Sound Transit board members last week told staff to prioritize negotiating a tunnel in the coming weeks. Issaquah Councilmember Fred Butler, also a member of the Sound Transit board, said last week that members are unanimous in their desire to make the final alignment call on July 28. But board members don’t want to be hung out to dry, with the possibility of an open-ended tunnel agreement leading to greater delay.

“My concern is that if we move forward without an agreement on the tunnel, and there are those on the Bellevue side who want to delay or ask for more mitigation,” said Mukilteo Mayor Joe Marine at a Sound Transit committee meeting last week. “Is Bellevue playing nice now because we have to agree on a tunnel, and once we do they are back in the ring?”

Sound Transit board member and Bellevue City Council member Claudia Balducci preached caution on a decision timeline at last Thursday’s meeting, and she repeated that message Monday.

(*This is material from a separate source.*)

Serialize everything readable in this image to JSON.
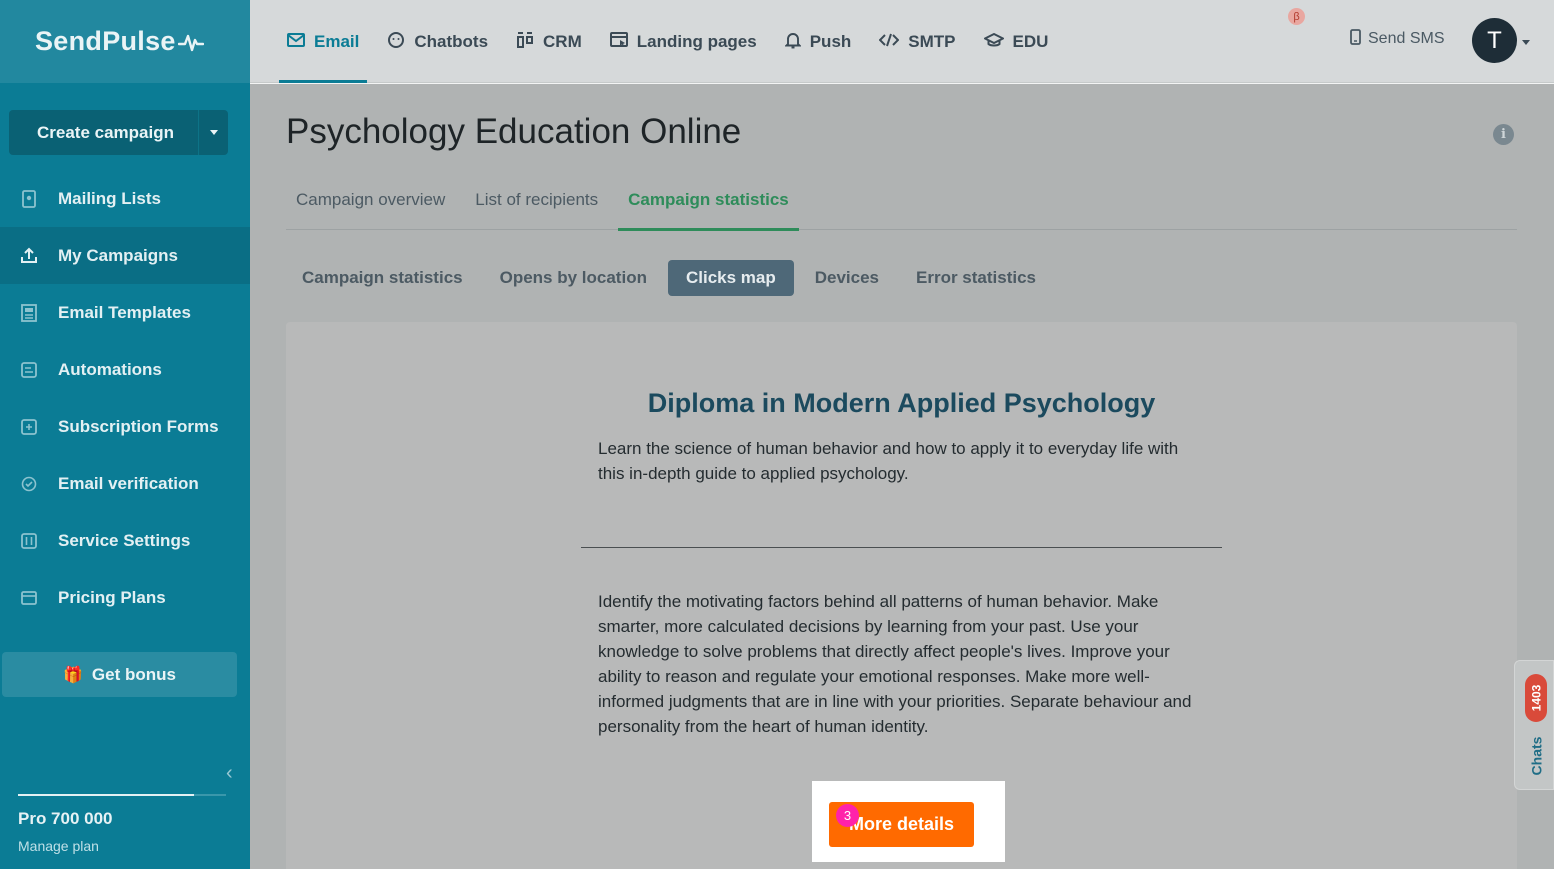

The decision is already a year later than originally planned. Balducci liked the direction of the negotiations, and she doesn’t want to see an alignment vote kill that momentum.

But with so little time, and such an expensive, project-altering deal still to be negotiated, it’s unlikely the agreement will get done prior to July 28, said Sound Transit Director of Planning and Project Development Ric Ilgenfritz.

“Once upon a time, we thought we could enter into an Inter-local Agreement in the same time frame as the board wanted to make an alignment decision,” he said. “Circumstances haven’t turned out, and the schedule has been moved out.”

But, Ilgenfritz said, the decision is only a preliminary one, and nothing is final until the Federal Transit Administration blesses it. That likely won’t happen for a few months. As part pf the decision July 28, Sound Transit could include a provision of a deadline for an agreement with Bellevue on a tunnel, before the FTA makes its recommendation, Ilgenfritz said.